Forward Mode AD with multiple tangents for each primal

Mathieu_Simon · January 3, 2025, 9:41am

Hello,

I am currently exploring ways to compute Jacobian-vector products (JVP) in PyTorch. I recently came across the following resources:

However, I am still relatively new to auto-differentiation and find it challenging to fully understand how forward-mode AD operates and integrates with the forward pass.

Questions:

Compared to computing VJP (vector-Jacobian product) with grad in the backward pass, how does forward-mode AD differ in terms of:
- Speed of computation?
- Memory usage?
My main goal is to compute JVPs efficiently for multiple tangents for each primal i.e, each primal is associated with multiple tangents. Is there a way to compute JVPs for multiple tangents in parallel without having to recompute f(primal) for each tangent vector?

Any insights or examples would be greatly appreciated!

Thank you!

soulitzer · January 3, 2025, 4:10pm

Speed of computation should be similar. Memory usage for forward AD is lower since you no longer need to save a bunch of activations for backward.
You likely want to do vectorized jvps. This is possible to do using torch.func by combining torch.func.vmap — PyTorch 2.5 documentation with torch.func.jvp — PyTorch 2.5 documentation.

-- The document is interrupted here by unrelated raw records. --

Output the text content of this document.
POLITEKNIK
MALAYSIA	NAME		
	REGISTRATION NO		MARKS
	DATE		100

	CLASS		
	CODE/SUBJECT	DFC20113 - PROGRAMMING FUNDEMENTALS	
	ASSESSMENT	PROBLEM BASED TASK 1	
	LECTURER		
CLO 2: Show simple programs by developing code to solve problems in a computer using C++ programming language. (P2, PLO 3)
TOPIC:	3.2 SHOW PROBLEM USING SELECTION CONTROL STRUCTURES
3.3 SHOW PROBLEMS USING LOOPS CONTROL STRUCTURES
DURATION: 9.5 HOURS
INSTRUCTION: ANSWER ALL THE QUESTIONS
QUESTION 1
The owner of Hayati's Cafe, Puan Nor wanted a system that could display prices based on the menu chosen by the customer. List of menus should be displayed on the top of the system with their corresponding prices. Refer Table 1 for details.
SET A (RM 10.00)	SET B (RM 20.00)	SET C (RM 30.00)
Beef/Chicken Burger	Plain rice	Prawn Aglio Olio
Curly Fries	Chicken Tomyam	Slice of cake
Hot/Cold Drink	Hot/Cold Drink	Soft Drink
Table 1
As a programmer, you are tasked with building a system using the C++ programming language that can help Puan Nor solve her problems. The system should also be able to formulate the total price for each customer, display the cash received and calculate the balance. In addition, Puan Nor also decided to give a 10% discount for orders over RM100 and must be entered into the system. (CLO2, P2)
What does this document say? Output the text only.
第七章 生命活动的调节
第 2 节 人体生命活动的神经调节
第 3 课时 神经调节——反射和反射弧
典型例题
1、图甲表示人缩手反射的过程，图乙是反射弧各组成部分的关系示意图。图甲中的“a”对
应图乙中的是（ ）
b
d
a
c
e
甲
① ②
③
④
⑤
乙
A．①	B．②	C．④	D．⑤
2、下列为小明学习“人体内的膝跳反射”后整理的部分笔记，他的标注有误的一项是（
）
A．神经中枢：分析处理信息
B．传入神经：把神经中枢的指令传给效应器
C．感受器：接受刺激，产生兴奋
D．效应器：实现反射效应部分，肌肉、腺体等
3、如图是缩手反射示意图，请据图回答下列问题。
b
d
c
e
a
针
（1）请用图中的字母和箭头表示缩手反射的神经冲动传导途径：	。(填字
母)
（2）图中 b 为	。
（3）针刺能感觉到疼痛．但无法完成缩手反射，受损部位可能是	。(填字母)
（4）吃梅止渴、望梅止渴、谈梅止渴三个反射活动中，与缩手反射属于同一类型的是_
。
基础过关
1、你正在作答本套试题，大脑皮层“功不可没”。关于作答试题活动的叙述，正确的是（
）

torchjunkie · March 7, 2025, 8:01pm

So if I have a function f(x,y) of 2 variables, if I want the partials f_x and f_y I will effectively need to make 2 calls with tangents (1,0) and (0,1)? Is it possible to create higher dimensional duals so that x-> (x, epsilon1,epsilon2) and same for y such that if I set z=f(x,y) the partials are found in z[1] and z[2]? one could get all sensitivities in 1 shot?

soulitzer · March 7, 2025, 9:39pm

Yes, you can create a Batched dual with one-hot values and use functorch’s vmap + jvp to compute that in one forward pass.